ゼンになんとなく連絡をしづらくなってから、ひと月が経とうとしていた。
あんなに暑かったうっとうしい日々は、いつのまにか秋をまとって過ぎてゆく。
基本的に連絡は私からしていたし、ゼンは私にわざわざ居場所を聞かなくたってどこからともなく現れたから、ひと月も私の前に姿を見せないのは意図的なものなのだろう。

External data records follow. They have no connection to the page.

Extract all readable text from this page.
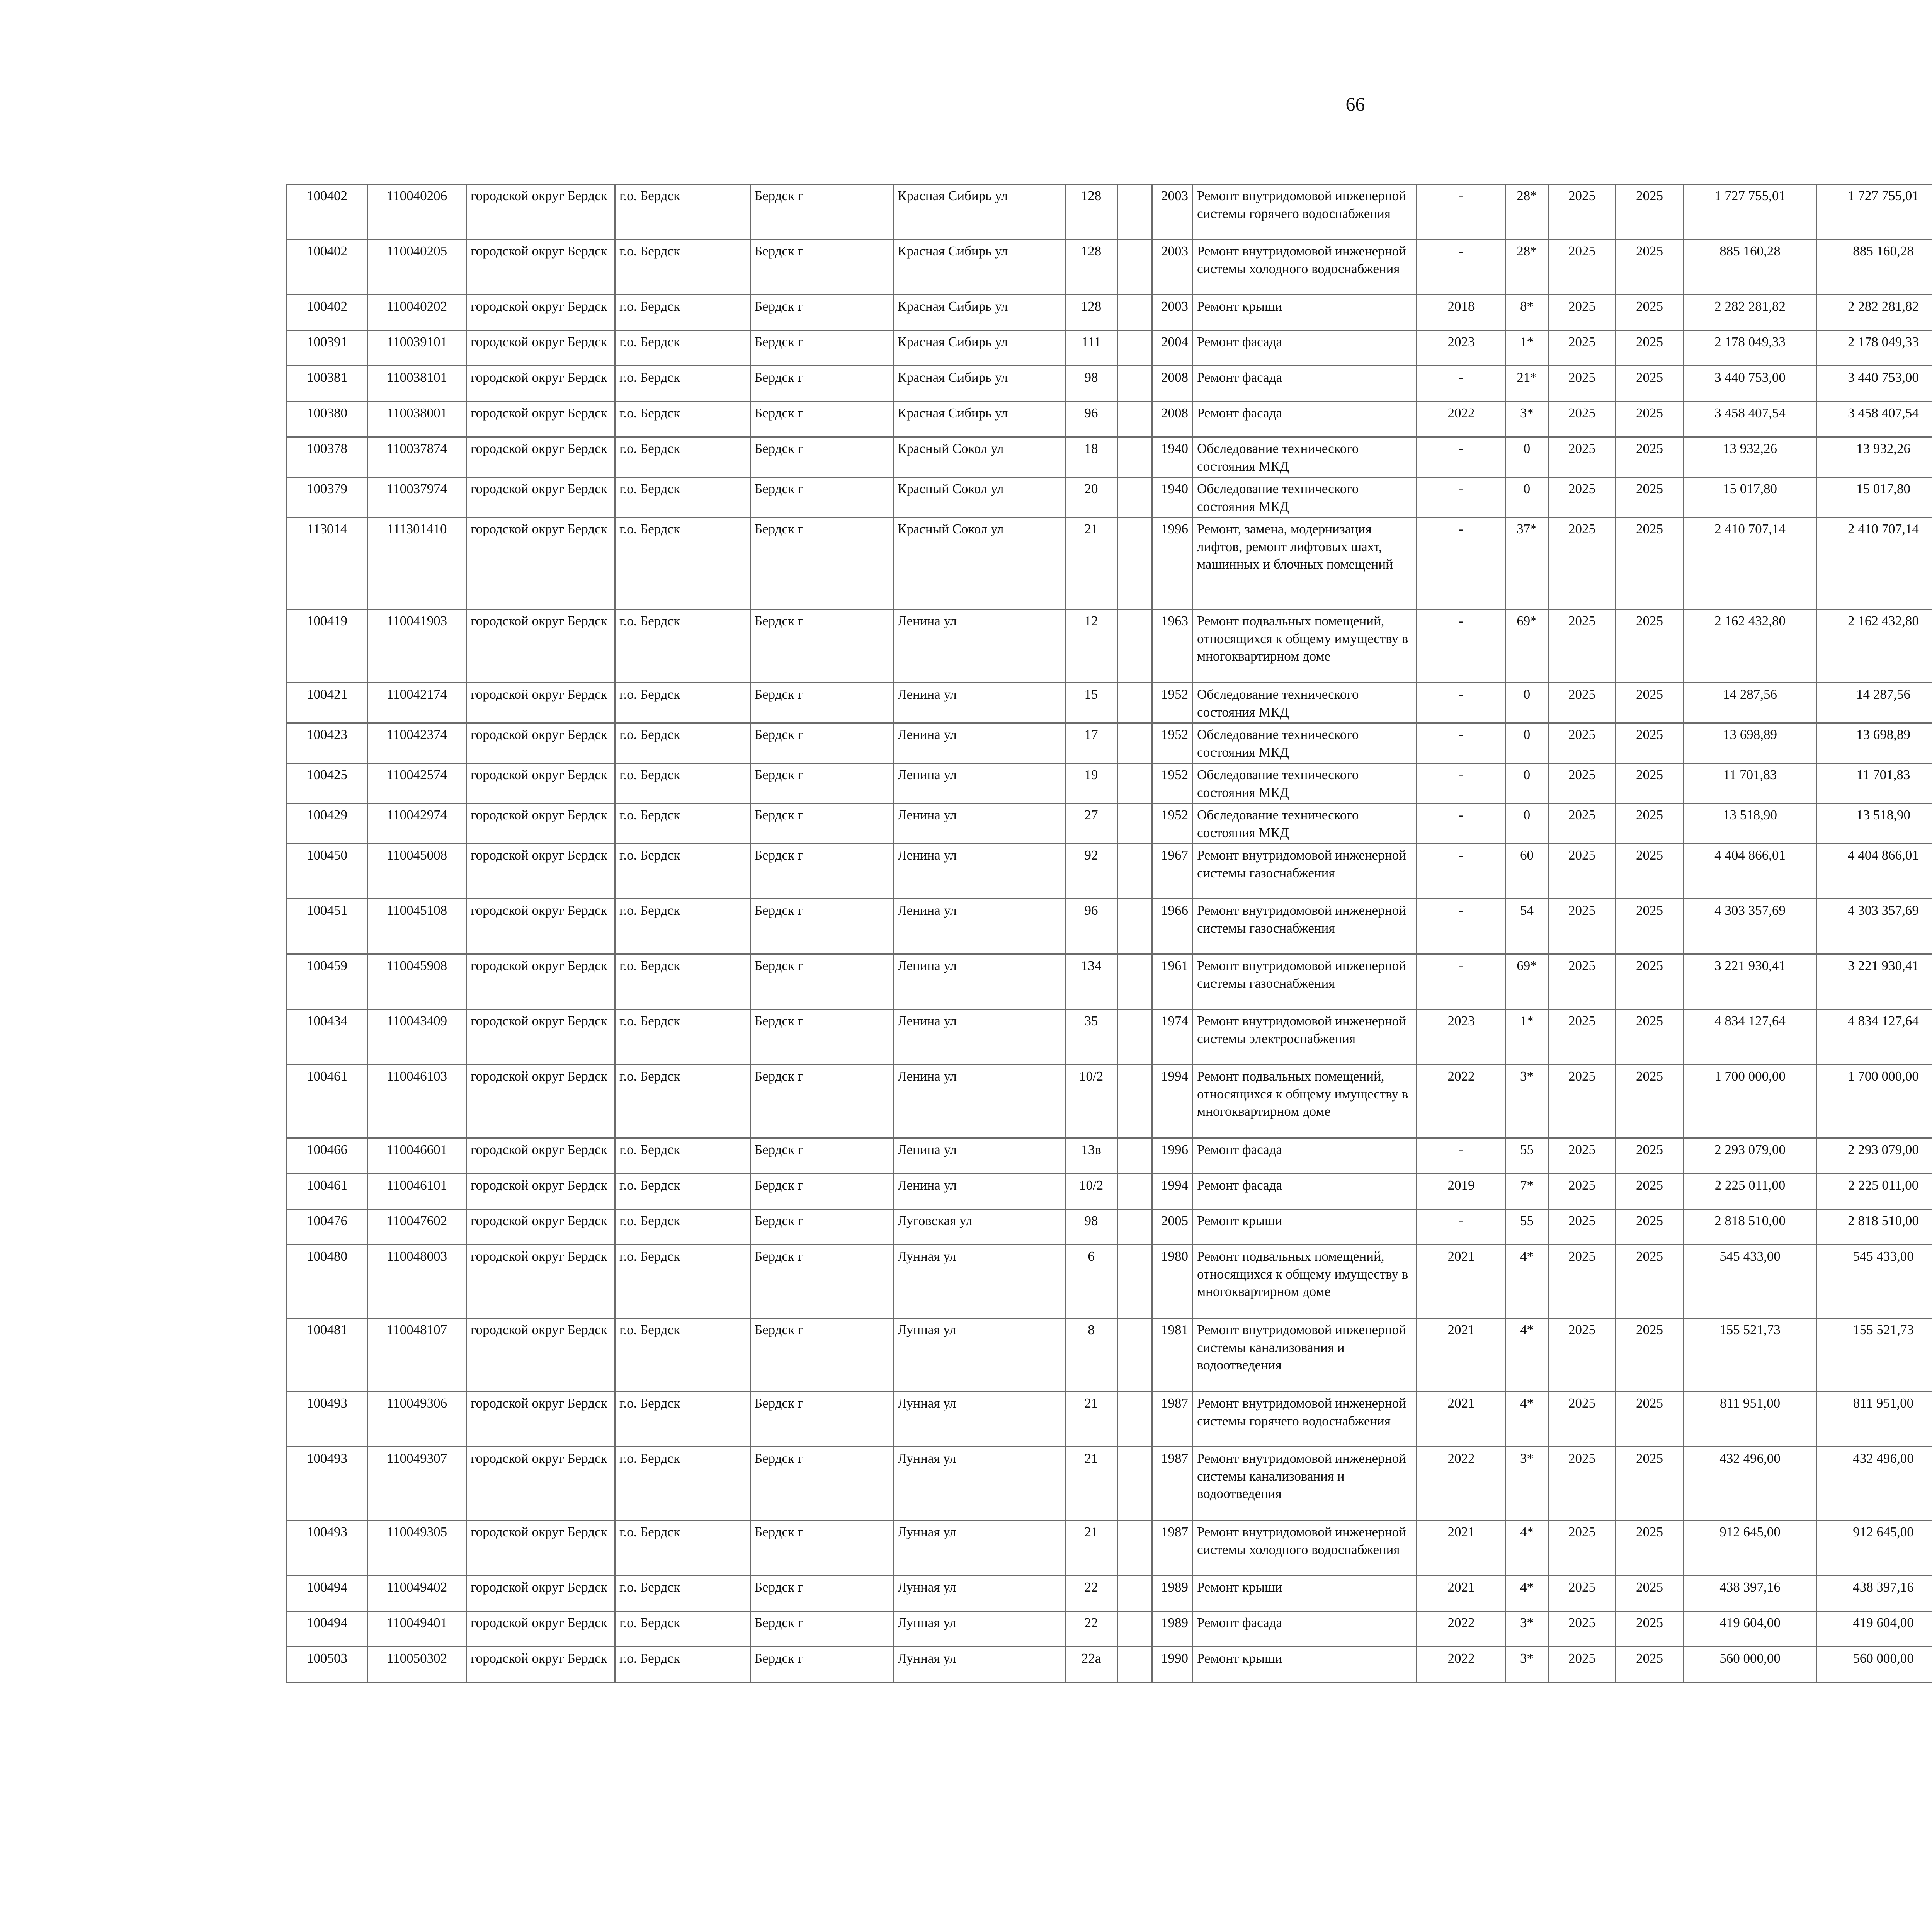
66
100402	110040206	городской округ Бердск	г.о. Бердск	Бердск г	Красная Сибирь ул	128		2003	Ремонт внутридомовой инженерной системы горячего водоснабжения	-	28*	2025	2025	1 727 755,01	1 727 755,01						
100402	110040205	городской округ Бердск	г.о. Бердск	Бердск г	Красная Сибирь ул	128		2003	Ремонт внутридомовой инженерной системы холодного водоснабжения	-	28*	2025	2025	885 160,28	885 160,28						
100402	110040202	городской округ Бердск	г.о. Бердск	Бердск г	Красная Сибирь ул	128		2003	Ремонт крыши	2018	8*	2025	2025	2 282 281,82	2 282 281,82						
100391	110039101	городской округ Бердск	г.о. Бердск	Бердск г	Красная Сибирь ул	111		2004	Ремонт фасада	2023	1*	2025	2025	2 178 049,33	2 178 049,33						
100381	110038101	городской округ Бердск	г.о. Бердск	Бердск г	Красная Сибирь ул	98		2008	Ремонт фасада	-	21*	2025	2025	3 440 753,00	3 440 753,00						
100380	110038001	городской округ Бердск	г.о. Бердск	Бердск г	Красная Сибирь ул	96		2008	Ремонт фасада	2022	3*	2025	2025	3 458 407,54	3 458 407,54						
100378	110037874	городской округ Бердск	г.о. Бердск	Бердск г	Красный Сокол ул	18		1940	Обследование технического состояния МКД	-	0	2025	2025	13 932,26	13 932,26						
100379	110037974	городской округ Бердск	г.о. Бердск	Бердск г	Красный Сокол ул	20		1940	Обследование технического состояния МКД	-	0	2025	2025	15 017,80	15 017,80						
113014	111301410	городской округ Бердск	г.о. Бердск	Бердск г	Красный Сокол ул	21		1996	Ремонт, замена, модернизация лифтов, ремонт лифтовых шахт, машинных и блочных помещений	-	37*	2025	2025	2 410 707,14	2 410 707,14						
100419	110041903	городской округ Бердск	г.о. Бердск	Бердск г	Ленина ул	12		1963	Ремонт подвальных помещений, относящихся к общему имуществу в многоквартирном доме	-	69*	2025	2025	2 162 432,80	2 162 432,80						
100421	110042174	городской округ Бердск	г.о. Бердск	Бердск г	Ленина ул	15		1952	Обследование технического состояния МКД	-	0	2025	2025	14 287,56	14 287,56						
100423	110042374	городской округ Бердск	г.о. Бердск	Бердск г	Ленина ул	17		1952	Обследование технического состояния МКД	-	0	2025	2025	13 698,89	13 698,89						
100425	110042574	городской округ Бердск	г.о. Бердск	Бердск г	Ленина ул	19		1952	Обследование технического состояния МКД	-	0	2025	2025	11 701,83	11 701,83						
100429	110042974	городской округ Бердск	г.о. Бердск	Бердск г	Ленина ул	27		1952	Обследование технического состояния МКД	-	0	2025	2025	13 518,90	13 518,90						
100450	110045008	городской округ Бердск	г.о. Бердск	Бердск г	Ленина ул	92		1967	Ремонт внутридомовой инженерной системы газоснабжения	-	60	2025	2025	4 404 866,01	4 404 866,01						
100451	110045108	городской округ Бердск	г.о. Бердск	Бердск г	Ленина ул	96		1966	Ремонт внутридомовой инженерной системы газоснабжения	-	54	2025	2025	4 303 357,69	4 303 357,69						
100459	110045908	городской округ Бердск	г.о. Бердск	Бердск г	Ленина ул	134		1961	Ремонт внутридомовой инженерной системы газоснабжения	-	69*	2025	2025	3 221 930,41	3 221 930,41						
100434	110043409	городской округ Бердск	г.о. Бердск	Бердск г	Ленина ул	35		1974	Ремонт внутридомовой инженерной системы электроснабжения	2023	1*	2025	2025	4 834 127,64	4 834 127,64						
100461	110046103	городской округ Бердск	г.о. Бердск	Бердск г	Ленина ул	10/2		1994	Ремонт подвальных помещений, относящихся к общему имуществу в многоквартирном доме	2022	3*	2025	2025	1 700 000,00	1 700 000,00						
100466	110046601	городской округ Бердск	г.о. Бердск	Бердск г	Ленина ул	13в		1996	Ремонт фасада	-	55	2025	2025	2 293 079,00	2 293 079,00						
100461	110046101	городской округ Бердск	г.о. Бердск	Бердск г	Ленина ул	10/2		1994	Ремонт фасада	2019	7*	2025	2025	2 225 011,00	2 225 011,00						
100476	110047602	городской округ Бердск	г.о. Бердск	Бердск г	Луговская ул	98		2005	Ремонт крыши	-	55	2025	2025	2 818 510,00	2 818 510,00						
100480	110048003	городской округ Бердск	г.о. Бердск	Бердск г	Лунная ул	6		1980	Ремонт подвальных помещений, относящихся к общему имуществу в многоквартирном доме	2021	4*	2025	2025	545 433,00	545 433,00						
100481	110048107	городской округ Бердск	г.о. Бердск	Бердск г	Лунная ул	8		1981	Ремонт внутридомовой инженерной системы канализования и водоотведения	2021	4*	2025	2025	155 521,73	155 521,73						
100493	110049306	городской округ Бердск	г.о. Бердск	Бердск г	Лунная ул	21		1987	Ремонт внутридомовой инженерной системы горячего водоснабжения	2021	4*	2025	2025	811 951,00	811 951,00						
100493	110049307	городской округ Бердск	г.о. Бердск	Бердск г	Лунная ул	21		1987	Ремонт внутридомовой инженерной системы канализования и водоотведения	2022	3*	2025	2025	432 496,00	432 496,00						
100493	110049305	городской округ Бердск	г.о. Бердск	Бердск г	Лунная ул	21		1987	Ремонт внутридомовой инженерной системы холодного водоснабжения	2021	4*	2025	2025	912 645,00	912 645,00						
100494	110049402	городской округ Бердск	г.о. Бердск	Бердск г	Лунная ул	22		1989	Ремонт крыши	2021	4*	2025	2025	438 397,16	438 397,16						
100494	110049401	городской округ Бердск	г.о. Бердск	Бердск г	Лунная ул	22		1989	Ремонт фасада	2022	3*	2025	2025	419 604,00	419 604,00						
100503	110050302	городской округ Бердск	г.о. Бердск	Бердск г	Лунная ул	22а		1990	Ремонт крыши	2022	3*	2025	2025	560 000,00	560 000,00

ゼンにはしばらく会っていないのに、頭の中にはいつもゼンの言葉がぐるぐると回っていた。

「そんな嫌なら反撃すりゃあいいじゃねーか。」

簡単そうに言ってくれるけど、それができたらこんなことになってない。
ていうか今更反撃なんてしたら私の立場はどうなる。
いじめられながらも少しずつ築いてきた私の地位とか、昇進できそうなこの雰囲気とか。
とにかく仕事はちゃんとやっているんだから、このまま昇進しちゃえばいいんだ。
偉くなれば、こんな悩みも解消されるだろう。
ゼンには思いつかない方法なんだろうけど。



今すぐには、そりゃあまだ2年目のペーペーなんだから無理かもしれないけど、私は優秀なんだから、いつか偉くなれると思う。
私がこなした仕事を、先輩に横取りされているけれど、きっと上司もそのうちこの不正に気がつくはず。
そもそもこんな幼稚なこと、よく1年も続けられていると思うけど、そろそろみんな飽きてきて、真面目に仕事に取り組むだろう。
私からなにかしなくたって、この会社の人たちは一応有名企業の一員なんだし、いつか、きっとこんなくだらないことはやめようと思い至るだろう。

そう思って、またしばらく経った。
秋は深まるばかりで、肌寒くなってきていた。
私へのいじめは、1年と半年過ぎても通常業務と一緒に行なわれている。
最近気がついたことがある。
このいじめとかいうやつは、彼らにとってもはや習慣となっていて、これがおかしいことだなんて思う人はいないんだってこと。
みんなもう感覚が麻痺していて、こいつはいじめてもやり返してこないし、ひどい扱いをしてもいい奴なんだって思われているということ。
それで、私はそれを、もういいや、と思い始めていること。

その度に、ゼンの言葉がフラッシュバックする。

「反撃すりゃあ」

いいってもんじゃないなんて、思っていた時もあった。
今は、その気力もない。
仕事に忙殺されている時に、反撃なんて面倒臭いこと。
そう思って、仕事をこなして、社員の陰湿さに苛立って、でもなにもしないしする暇ないし、とか思って。
それを繰り返して、あの結論に至った。
私がこうして悩んでいたり、つらく思っている間も、あの人たちはなんにも考えていない。
私のことなんて脳みその中にない。

ゼンと連絡を取らなくなってから、きっと私はゼンの頭の中にもいなくなったんじゃないかと思っている。
私の数少ない、親しい人と呼べる存在だったのに、心ない言葉で傷つけた。
いつでも、お前は悪くないって言って、味方してくれていたのに。
戦えって、奮い立たせてくれていたのに。
突き放して傷つけた。

戦おうと思ったのは、上司に呼び出されて、私が以前直した書類を、先輩が修正したものだと注意された時。
本当にダメなんだ、と気がついた。
このままでは、私は会社に殺されてしまうと思った。
黙って頭を下げたけど、この時私は決めた。
戦おう。

ゼンが正しかった。
ゼンは、子供っぽいし世話が焼けるけど、たまに正しいことを言う。
自分でも気がつかない核心をついたことを言う。
いつだったか、「ずっと見てたいんだよな」と言ってくれたゼンのことを頭に浮かべた。
じゃあ、私はゼンがいなくても戦えるってとこ、見ててほしい。
ゼンは私のことをずっと見ていたいと思うのなら、私はゼンにいつも見ててほしい。
簡単な言葉で表せないよくわからない気持ちだけど、一番ふさわしいのはそれだった。